Ka’Ru picked it up and set it off again, a smile spreading across his thin lips.
“But what does it do? It has a purpose – no?”
“It’s just a toy. You use it for fun.”

Ka'Ru’s face became solemn as he thought.

Shet was unsettled more by the humanness of Ka'Ru than his otherness. She had been prepared for the bluish tinge of Th’Urnian skin and the sensual, lidless almond eyes that were so deeply embedded in the human psych as being ‘alien’ they seemed familiar. What she hadn’t been prepared for was the high cheekbones, the strong square jaw and open forehead, nor the curling dark hair that the young Th’Urn wore long.

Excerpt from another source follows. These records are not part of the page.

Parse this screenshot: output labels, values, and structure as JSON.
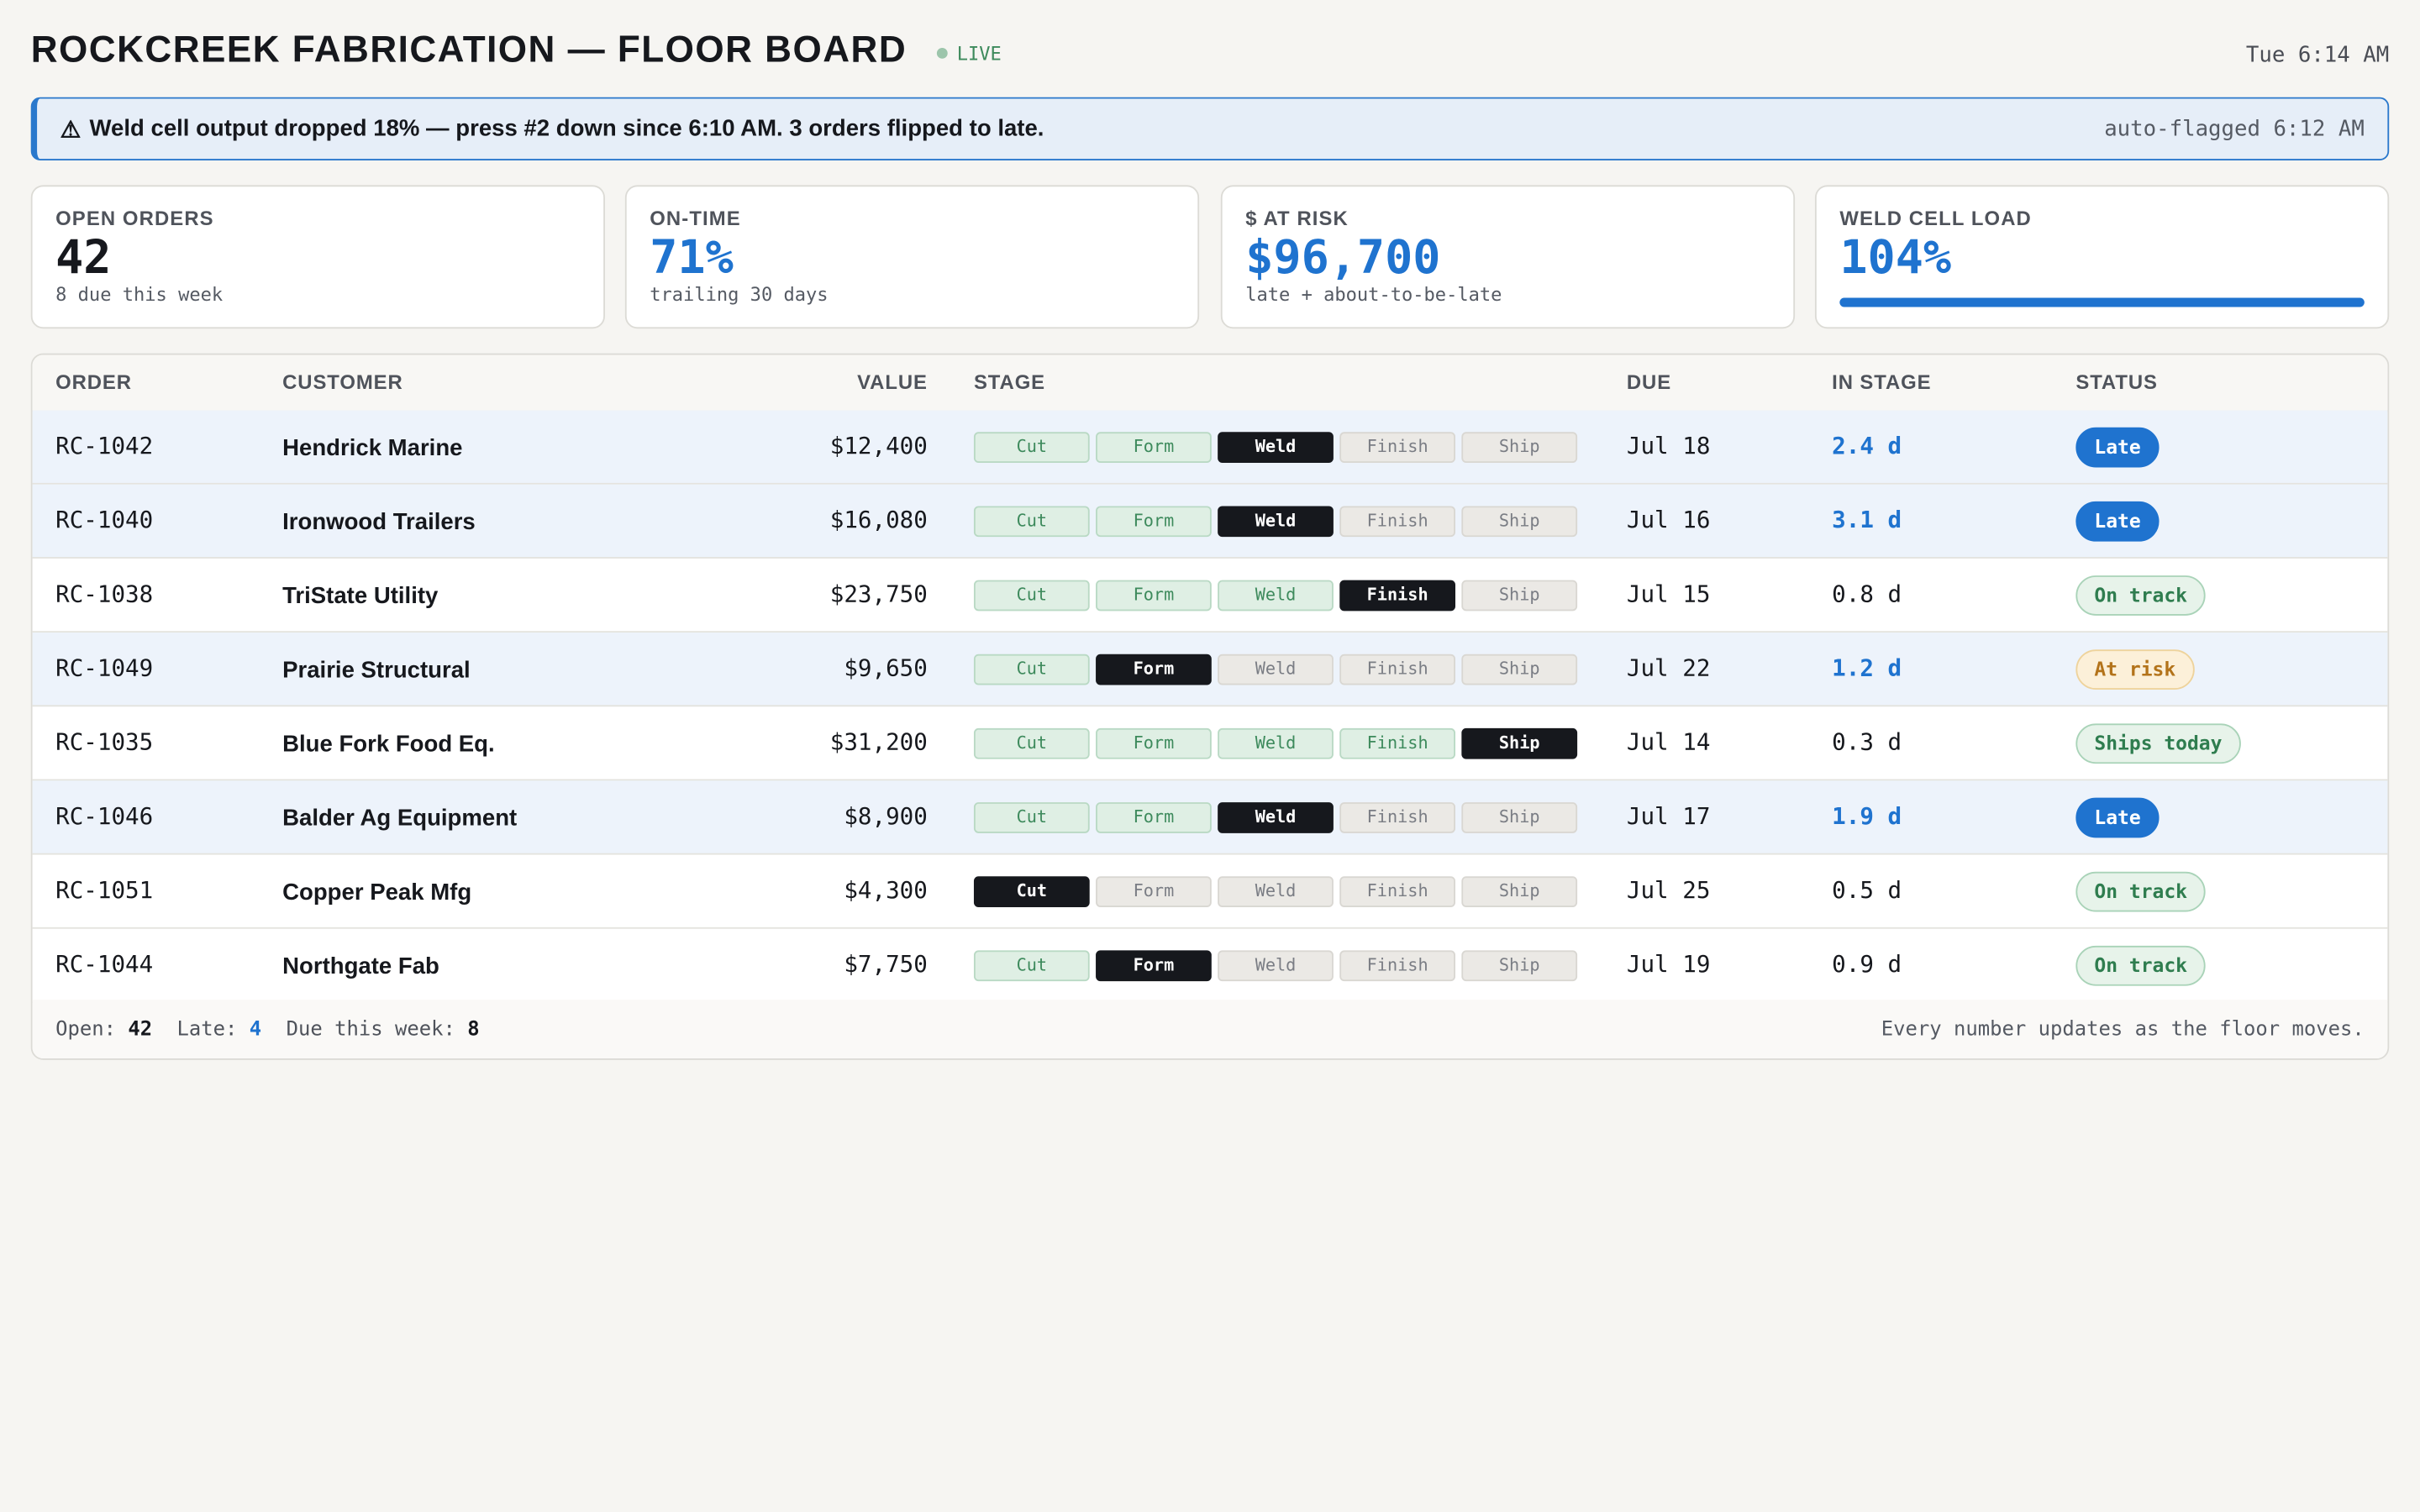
{
  "header": {
    "title": "ROCKCREEK FABRICATION — FLOOR BOARD",
    "live_label": "LIVE",
    "clock": "Tue 6:14 AM"
  },
  "alert": {
    "icon": "⚠",
    "message": "Weld cell output dropped 18% — press #2 down since 6:10 AM. 3 orders flipped to late.",
    "meta": "auto-flagged 6:12 AM"
  },
  "kpis": [
    {
      "label": "OPEN ORDERS",
      "value": "42",
      "sub": "8 due this week"
    },
    {
      "label": "ON-TIME",
      "value": "71%",
      "sub": "trailing 30 days"
    },
    {
      "label": "$ AT RISK",
      "value": "$96,700",
      "sub": "late + about-to-be-late"
    },
    {
      "label": "WELD CELL LOAD",
      "value": "104%",
      "load_fraction": 1.0
    }
  ],
  "table": {
    "columns": [
      "ORDER",
      "CUSTOMER",
      "VALUE",
      "STAGE",
      "DUE",
      "IN STAGE",
      "STATUS"
    ],
    "stage_names": [
      "Cut",
      "Form",
      "Weld",
      "Finish",
      "Ship"
    ],
    "rows": [
      {
        "order": "RC-1042",
        "customer": "Hendrick Marine",
        "value": "$12,400",
        "stage_index": 2,
        "due": "Jul 18",
        "in_stage": "2.4 d",
        "status": "Late"
      },
      {
        "order": "RC-1040",
        "customer": "Ironwood Trailers",
        "value": "$16,080",
        "stage_index": 2,
        "due": "Jul 16",
        "in_stage": "3.1 d",
        "status": "Late"
      },
      {
        "order": "RC-1038",
        "customer": "TriState Utility",
        "value": "$23,750",
        "stage_index": 3,
        "due": "Jul 15",
        "in_stage": "0.8 d",
        "status": "On track"
      },
      {
        "order": "RC-1049",
        "customer": "Prairie Structural",
        "value": "$9,650",
        "stage_index": 1,
        "due": "Jul 22",
        "in_stage": "1.2 d",
        "status": "At risk"
      },
      {
        "order": "RC-1035",
        "customer": "Blue Fork Food Eq.",
        "value": "$31,200",
        "stage_index": 4,
        "due": "Jul 14",
        "in_stage": "0.3 d",
        "status": "Ships today"
      },
      {
        "order": "RC-1046",
        "customer": "Balder Ag Equipment",
        "value": "$8,900",
        "stage_index": 2,
        "due": "Jul 17",
        "in_stage": "1.9 d",
        "status": "Late"
      },
      {
        "order": "RC-1051",
        "customer": "Copper Peak Mfg",
        "value": "$4,300",
        "stage_index": 0,
        "due": "Jul 25",
        "in_stage": "0.5 d",
        "status": "On track"
      },
      {
        "order": "RC-1044",
        "customer": "Northgate Fab",
        "value": "$7,750",
        "stage_index": 1,
        "due": "Jul 19",
        "in_stage": "0.9 d",
        "status": "On track"
      }
    ]
  },
  "footer": {
    "open_label": "Open:",
    "open_value": "42",
    "late_label": "Late:",
    "late_value": "4",
    "due_label": "Due this week:",
    "due_value": "8",
    "note": "Every number updates as the floor moves."
  },
  "colors": {
    "accent": "#1f73cf",
    "background": "#f6f5f2",
    "done_stage": "#dfefe4",
    "current_stage": "#16181d",
    "at_risk": "#b3731a"
  }
}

“This is what you do when you have … day off.” Weekends, holidays, time off .. even sleeping in were human activities, institutions, that Shet had tried to explain when she had first arrived and discovered that the myth about the Th’Urn were correct. They worked, worked and worked some more. The Protestant Work Ethic had nothing on these guys.

Shet laughed, her cheeks cooling slowly in the artificial environment of the living pod.
“We play with them when we are kids. It’s fun. Do you not play as children?”
“We don’t remember our time with the Empress and her nurses. There is only work.”

Ka'Ru watched the slinky ‘walk’ down again and then handed it back to Shet.
“Why did bring it with you - you are grown, matured - no?”
“My brother gave it to me. It was my favourite toy when I was a kid. He thought it would help me remember home.”

Shet looked down at the table feeling the tears well up in her eyes. How was it possible that she even missed her brother? Perhaps she was losing it – she did have a serious case of culture shock. Maybe Kyle gave her the slinky purposely to unnerve her? Unhinge her – undermine her? If she couldn’t get it together they’d send her home and she would have failed on her first assignment as a Scientific and Cultural Envoy.

“Your brother Kyle…” Ka’Ru’s voice filled her head.

She looked up startled, feeling the deepest kind of violation. “Keep out of my head!” she screamed and fled to her sleeping cubicle, trying to slam the door behind her.

6 comments:

Unknown said...

wow!!! NOW that is your NANO book..

Unknown said...

is this coming from someone who doesn't write sci fi??? hummm - great - no - FANTASTIC entry.

~willow~ said...

lovely! :) I like the world you've built here: the telepathy angle is done well, and the flawed (or is she?) geologist finding herself in a Scientific and Cultural Envoy position? Excellent :) :)

Lenore said...

nicely written, there's more, yes?

Jodi Cleghorn said...

Yes more - it seems that the Universe has gifted me this for NaNo after months spent trying to develop another idea :)

The Countess said...

Back then I used to think slinkys were the greatest invention of mankind. Right after bubblegum. Cool spot for your NaNo!